Aralarında kadınlar, çocuklar ve yaşlıların da bulunduğu binlerce kişi kurşuna dizildi, toplu mezarlara konuldu. Binlerce kadın seks kölesi olarak esir alındı, satıldı. Halen haber alınamayan binlerce kadın var.

Katliam, tarih boyunca katliamlarla yüz yüze gelen Êzidîlerin söylencesiyle "73. Ferman" oldu. Êzidîler, katliamlar yoluyla yok edilmeye ve topraklarını terk etmeye zorlandı.

Üzerinden 8 yıl geçmesine rağmen Şengal kentinin önemli bir bölümü, hala bu kanlı katliamın izlerini taşıyor. Yıkık kent Şengal gibi, Êzidî halkının yaraları hala ilk günkü gibi kanıyor.

Halk bir yandan kendi yaralarını sarmaya çalışırken, Saddam diktatörlüğünün başlattığı Şengal'i Êzidîsizleştirme politikası, sömürgeci Türk devleti, işbirlikçi KDP ve Irak hükümeti tarafından sürdürülüyor.

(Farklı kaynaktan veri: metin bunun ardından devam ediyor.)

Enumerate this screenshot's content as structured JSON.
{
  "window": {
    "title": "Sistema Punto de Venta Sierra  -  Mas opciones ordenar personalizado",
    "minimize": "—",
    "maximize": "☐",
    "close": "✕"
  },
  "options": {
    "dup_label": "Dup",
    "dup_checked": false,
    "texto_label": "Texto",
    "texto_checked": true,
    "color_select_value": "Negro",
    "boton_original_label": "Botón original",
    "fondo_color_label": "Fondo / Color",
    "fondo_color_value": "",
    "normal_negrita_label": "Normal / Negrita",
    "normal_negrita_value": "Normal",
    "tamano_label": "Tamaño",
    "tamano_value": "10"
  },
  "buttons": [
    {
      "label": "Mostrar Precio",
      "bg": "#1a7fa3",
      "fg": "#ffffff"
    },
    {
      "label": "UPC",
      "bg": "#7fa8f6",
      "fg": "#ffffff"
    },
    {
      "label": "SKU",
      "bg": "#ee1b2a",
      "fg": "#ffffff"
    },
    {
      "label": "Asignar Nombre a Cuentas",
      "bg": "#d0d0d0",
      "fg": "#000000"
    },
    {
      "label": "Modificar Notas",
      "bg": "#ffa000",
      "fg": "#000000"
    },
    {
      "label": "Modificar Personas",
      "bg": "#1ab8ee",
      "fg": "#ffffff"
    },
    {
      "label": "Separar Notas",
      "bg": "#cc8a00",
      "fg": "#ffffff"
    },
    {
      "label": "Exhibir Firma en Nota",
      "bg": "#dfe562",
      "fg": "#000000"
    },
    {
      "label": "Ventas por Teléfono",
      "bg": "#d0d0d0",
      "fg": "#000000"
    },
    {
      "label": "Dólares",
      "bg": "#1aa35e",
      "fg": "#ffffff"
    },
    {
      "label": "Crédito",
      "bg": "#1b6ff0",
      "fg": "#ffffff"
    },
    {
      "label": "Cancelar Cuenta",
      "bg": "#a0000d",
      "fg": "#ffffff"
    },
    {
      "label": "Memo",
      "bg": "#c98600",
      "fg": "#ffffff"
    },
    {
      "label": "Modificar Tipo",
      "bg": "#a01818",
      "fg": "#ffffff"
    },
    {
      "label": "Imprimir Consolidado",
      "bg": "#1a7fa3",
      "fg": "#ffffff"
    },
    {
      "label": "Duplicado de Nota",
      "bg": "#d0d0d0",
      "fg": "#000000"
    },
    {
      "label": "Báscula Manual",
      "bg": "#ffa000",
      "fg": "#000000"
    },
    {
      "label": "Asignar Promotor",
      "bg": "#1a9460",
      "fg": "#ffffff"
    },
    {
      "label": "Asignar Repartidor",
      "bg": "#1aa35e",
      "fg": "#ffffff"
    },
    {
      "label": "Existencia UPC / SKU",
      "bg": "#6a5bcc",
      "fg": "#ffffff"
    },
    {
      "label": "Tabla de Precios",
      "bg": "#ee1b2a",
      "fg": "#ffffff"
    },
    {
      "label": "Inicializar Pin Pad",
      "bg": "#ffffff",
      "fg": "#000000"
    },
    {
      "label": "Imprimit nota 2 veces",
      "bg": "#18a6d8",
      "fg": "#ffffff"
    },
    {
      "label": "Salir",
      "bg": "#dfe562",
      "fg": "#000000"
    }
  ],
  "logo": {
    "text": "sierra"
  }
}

ŞENGAL KATLİAMINA GİDEN SÜREÇ
Musul'u 10 Haziran'da hiçbir direnişle karşılaşmadan ele geçiren DAİŞ çetesi, burada büyük oranda ağır silahlar edindi. 15 Haziran'da Şii nüfusunun yaşadığı Telafer ilçesini ele geçirdi. Musul ve Telafer, Şengal ile aynı yol üzerinde birbirlerine yakan mesafedeki yerleşim yerleriydi. Telafer'den kaçabilen Şii Türkmenlerin bir bölümü de Şengal'e sığındı. Daha sonra Hewlêr üzerinden Necef, Kerbela ve Bağdat'a kadar gönderildiler.

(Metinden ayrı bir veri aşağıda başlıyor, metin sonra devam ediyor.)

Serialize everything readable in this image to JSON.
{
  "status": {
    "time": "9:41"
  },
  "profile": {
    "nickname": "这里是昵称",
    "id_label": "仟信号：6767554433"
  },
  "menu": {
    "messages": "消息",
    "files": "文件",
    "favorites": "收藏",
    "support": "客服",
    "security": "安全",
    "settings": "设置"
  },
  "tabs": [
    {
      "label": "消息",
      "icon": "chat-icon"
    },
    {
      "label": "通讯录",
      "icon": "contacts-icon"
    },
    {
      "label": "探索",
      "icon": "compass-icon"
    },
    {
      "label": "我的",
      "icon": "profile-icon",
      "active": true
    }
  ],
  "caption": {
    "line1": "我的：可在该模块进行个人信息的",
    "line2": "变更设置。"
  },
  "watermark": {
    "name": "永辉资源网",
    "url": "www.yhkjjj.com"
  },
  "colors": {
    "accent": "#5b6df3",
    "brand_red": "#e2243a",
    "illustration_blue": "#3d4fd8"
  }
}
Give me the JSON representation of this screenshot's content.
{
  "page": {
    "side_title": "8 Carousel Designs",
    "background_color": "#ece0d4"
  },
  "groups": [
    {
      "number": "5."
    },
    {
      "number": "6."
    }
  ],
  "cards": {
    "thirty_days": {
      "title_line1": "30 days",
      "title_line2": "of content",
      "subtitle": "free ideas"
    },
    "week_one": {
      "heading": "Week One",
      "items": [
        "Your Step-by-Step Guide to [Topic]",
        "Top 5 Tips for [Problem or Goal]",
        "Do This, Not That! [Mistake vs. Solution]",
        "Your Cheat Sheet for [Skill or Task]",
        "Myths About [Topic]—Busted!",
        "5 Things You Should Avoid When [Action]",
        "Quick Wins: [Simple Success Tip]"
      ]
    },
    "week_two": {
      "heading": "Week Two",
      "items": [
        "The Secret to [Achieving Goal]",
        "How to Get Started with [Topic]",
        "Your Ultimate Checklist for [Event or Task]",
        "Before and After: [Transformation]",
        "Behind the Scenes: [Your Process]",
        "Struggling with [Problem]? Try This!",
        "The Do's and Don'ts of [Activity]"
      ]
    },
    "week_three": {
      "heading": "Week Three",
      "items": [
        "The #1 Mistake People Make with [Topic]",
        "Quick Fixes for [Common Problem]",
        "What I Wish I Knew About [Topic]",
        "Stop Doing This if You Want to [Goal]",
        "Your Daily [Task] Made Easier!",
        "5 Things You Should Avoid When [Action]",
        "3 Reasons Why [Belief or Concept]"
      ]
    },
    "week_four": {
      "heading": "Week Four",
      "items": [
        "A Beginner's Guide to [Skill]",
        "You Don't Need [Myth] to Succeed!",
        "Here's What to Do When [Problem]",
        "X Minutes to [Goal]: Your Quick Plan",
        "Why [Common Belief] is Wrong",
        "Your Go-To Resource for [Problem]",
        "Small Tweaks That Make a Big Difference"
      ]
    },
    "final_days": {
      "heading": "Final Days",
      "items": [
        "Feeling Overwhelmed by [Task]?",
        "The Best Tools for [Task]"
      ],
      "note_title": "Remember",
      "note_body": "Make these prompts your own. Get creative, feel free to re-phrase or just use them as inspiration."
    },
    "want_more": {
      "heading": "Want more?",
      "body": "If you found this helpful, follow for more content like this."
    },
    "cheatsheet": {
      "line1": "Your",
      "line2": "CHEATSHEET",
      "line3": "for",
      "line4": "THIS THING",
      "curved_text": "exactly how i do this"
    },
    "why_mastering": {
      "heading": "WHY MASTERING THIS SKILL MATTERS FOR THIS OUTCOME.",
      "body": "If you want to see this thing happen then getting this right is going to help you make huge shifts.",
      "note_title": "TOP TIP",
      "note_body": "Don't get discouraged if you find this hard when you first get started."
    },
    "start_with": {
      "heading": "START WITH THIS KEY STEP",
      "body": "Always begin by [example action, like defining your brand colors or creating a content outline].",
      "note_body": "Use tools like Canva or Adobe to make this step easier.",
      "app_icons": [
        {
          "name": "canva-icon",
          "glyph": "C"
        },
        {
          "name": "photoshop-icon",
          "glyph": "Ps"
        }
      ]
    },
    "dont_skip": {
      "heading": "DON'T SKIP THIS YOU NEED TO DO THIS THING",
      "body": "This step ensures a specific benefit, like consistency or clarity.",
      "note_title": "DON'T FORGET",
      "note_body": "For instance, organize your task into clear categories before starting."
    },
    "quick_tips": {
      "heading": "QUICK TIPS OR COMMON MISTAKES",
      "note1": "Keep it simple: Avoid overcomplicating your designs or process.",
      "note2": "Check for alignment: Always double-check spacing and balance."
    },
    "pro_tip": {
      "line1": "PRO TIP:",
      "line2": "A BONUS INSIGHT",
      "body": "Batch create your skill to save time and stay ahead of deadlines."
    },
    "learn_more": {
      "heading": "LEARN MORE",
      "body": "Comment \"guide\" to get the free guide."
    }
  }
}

DAİŞ, Şengal'e saldırmadan bir ay kadar önce kentin güneyindeki ovaya kadar geldi ve saldırı hazırlıklarına başladı. Zaman zaman Êzidî köylerine havan saldırısı da gerçekleştirdi.

3 Ağustos'a yakın günlerde, bölgede Müslümanların yaşadığı tüm köyler DAİŞ'in denetimine girdi, Êzîdî köyleri çembere alındı.

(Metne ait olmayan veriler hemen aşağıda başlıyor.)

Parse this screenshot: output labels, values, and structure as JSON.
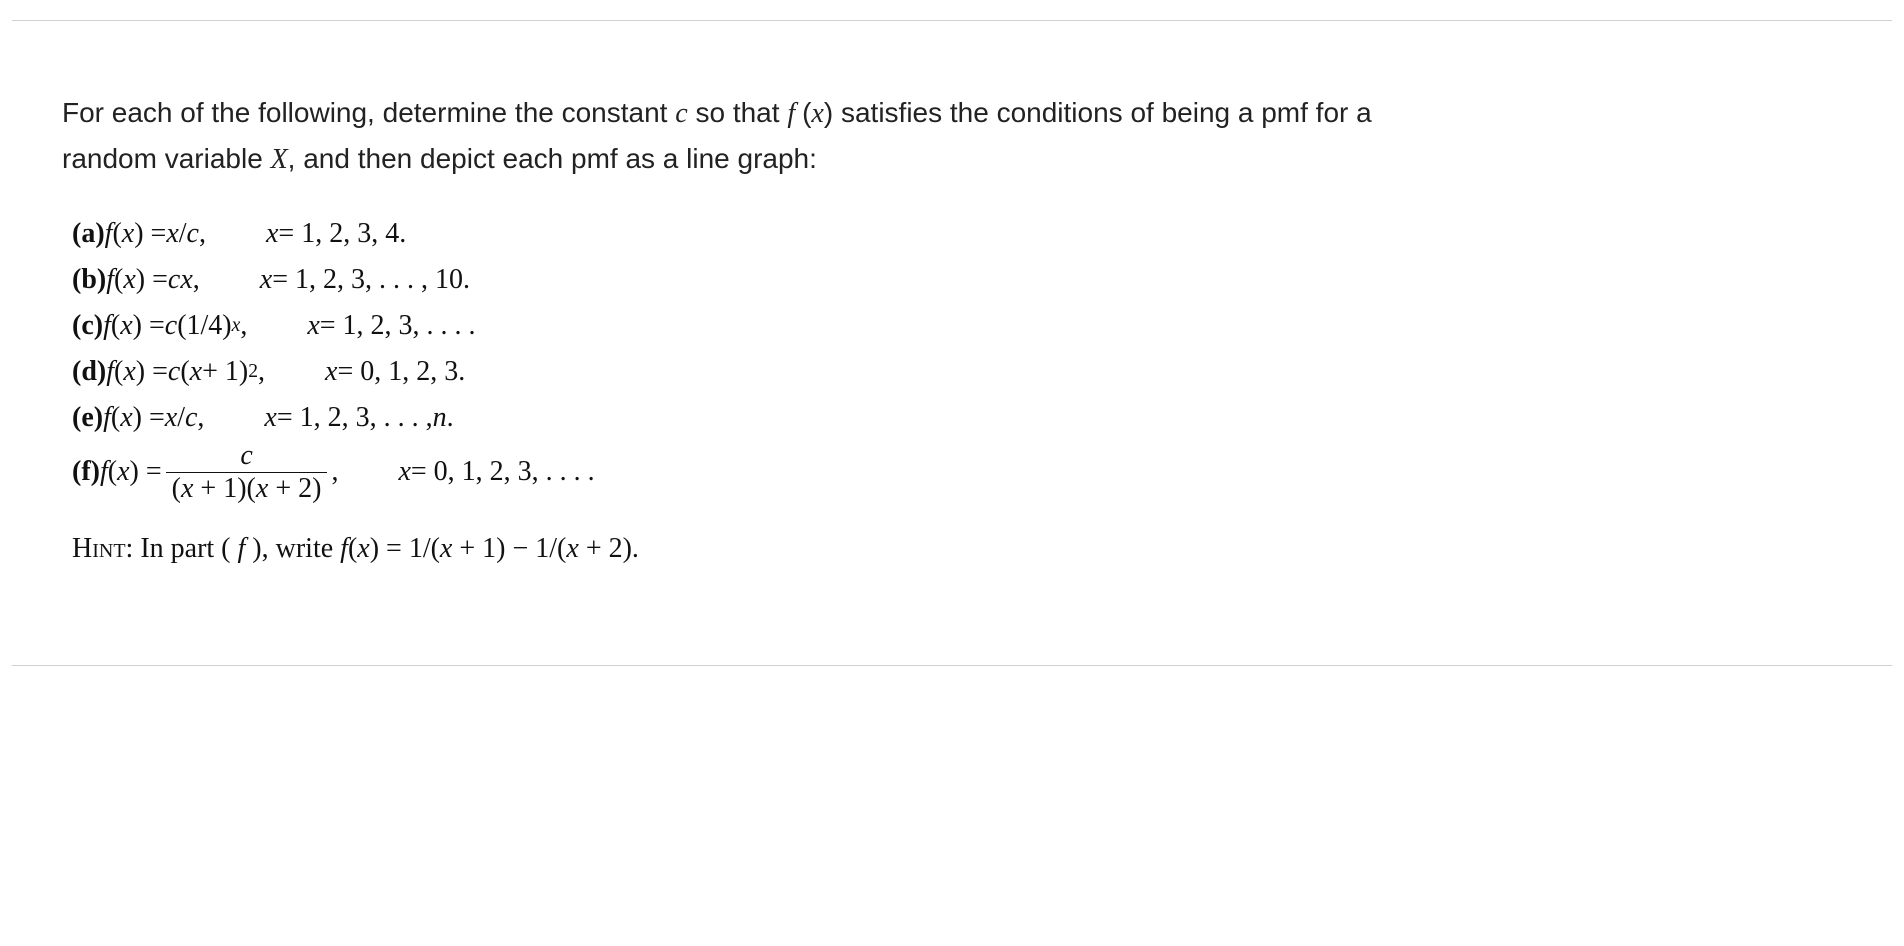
{
  "intro": {
    "part1": "For each of the following, determine the constant ",
    "c": "c",
    "part2": " so that ",
    "f": "f ",
    "openp": "(",
    "x": "x",
    "closep": ")",
    "part3": " satisfies the conditions of being a pmf for a random variable ",
    "X": "X",
    "part4": ", and then depict each pmf as a line graph:"
  },
  "problems": {
    "a": {
      "label": "(a) ",
      "lhs_f": "f",
      "lhs_open": "(",
      "lhs_x": "x",
      "lhs_close": ") = ",
      "rhs": "x",
      "rhs_div": "/",
      "rhs_c": "c",
      "comma": ",",
      "domain_x": "x",
      "domain_eq": " = 1, 2, 3, 4."
    },
    "b": {
      "label": "(b) ",
      "lhs_f": "f",
      "lhs_open": "(",
      "lhs_x": "x",
      "lhs_close": ") = ",
      "rhs_c": "c",
      "rhs_x": "x",
      "comma": ",",
      "domain_x": "x",
      "domain_eq": " = 1, 2, 3, . . . , 10."
    },
    "c": {
      "label": "(c) ",
      "lhs_f": "f",
      "lhs_open": "(",
      "lhs_x": "x",
      "lhs_close": ") = ",
      "rhs_c": "c",
      "rhs_open": "(1/4)",
      "rhs_exp": "x",
      "comma": ",",
      "domain_x": "x",
      "domain_eq": " = 1, 2, 3, . . . ."
    },
    "d": {
      "label": "(d) ",
      "lhs_f": "f",
      "lhs_open": "(",
      "lhs_x": "x",
      "lhs_close": ") = ",
      "rhs_c": "c",
      "rhs_open": "(",
      "rhs_x": "x",
      "rhs_plus": " + 1)",
      "rhs_exp": "2",
      "comma": ",",
      "domain_x": "x",
      "domain_eq": " = 0, 1, 2, 3."
    },
    "e": {
      "label": "(e) ",
      "lhs_f": "f",
      "lhs_open": "(",
      "lhs_x": "x",
      "lhs_close": ") = ",
      "rhs": "x",
      "rhs_div": "/",
      "rhs_c": "c",
      "comma": ",",
      "domain_x": "x",
      "domain_eq": " = 1, 2, 3, . . . , ",
      "domain_n": "n",
      "domain_period": "."
    },
    "f": {
      "label": "(f) ",
      "lhs_f": "f",
      "lhs_open": "(",
      "lhs_x": "x",
      "lhs_close": ") = ",
      "frac_num": "c",
      "frac_den_open": "(",
      "frac_den_x1": "x",
      "frac_den_p1": " + 1)(",
      "frac_den_x2": "x",
      "frac_den_p2": " + 2)",
      "comma": ",",
      "domain_x": "x",
      "domain_eq": " = 0, 1, 2, 3, . . . ."
    }
  },
  "hint": {
    "hint_label": "Hint:",
    "text1": " In part ( ",
    "part_f": "f ",
    "text1b": "), write ",
    "f": "f",
    "open": "(",
    "x": "x",
    "close": ") = 1/(",
    "x2": "x",
    "mid": " + 1) − 1/(",
    "x3": "x",
    "end": " + 2)."
  }
}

Şengalli Êzîdîler, kendilerini savunmak için tedbir almaya başladı. Kontrol noktaları kurdu, nöbet tutmaya başladı. Ama hazırlıklara katılım sınırlı oldu. DAİŞ'in katliamları duyuldukça bölgeden ayrılmak isteyenler de KDP peşmergeleri tarafından "Biz sizi koruyacağız" denilerek engellendi. Şengallilerin silah talebi de benzer gerekçelerle reddedildi. 

DAİŞ çetesi, Şengal'in çevresindeki Sünni Arap yerleşim yerleri Bilec, Beac, Telafer ve Zumar'ı ele geçirdi. Rabia bölgesi, Şengal bakımından oldukça önemliydi. Doğusu YPG'nin denetiminde, batısı ise DAİŞ'in işgalindeydi.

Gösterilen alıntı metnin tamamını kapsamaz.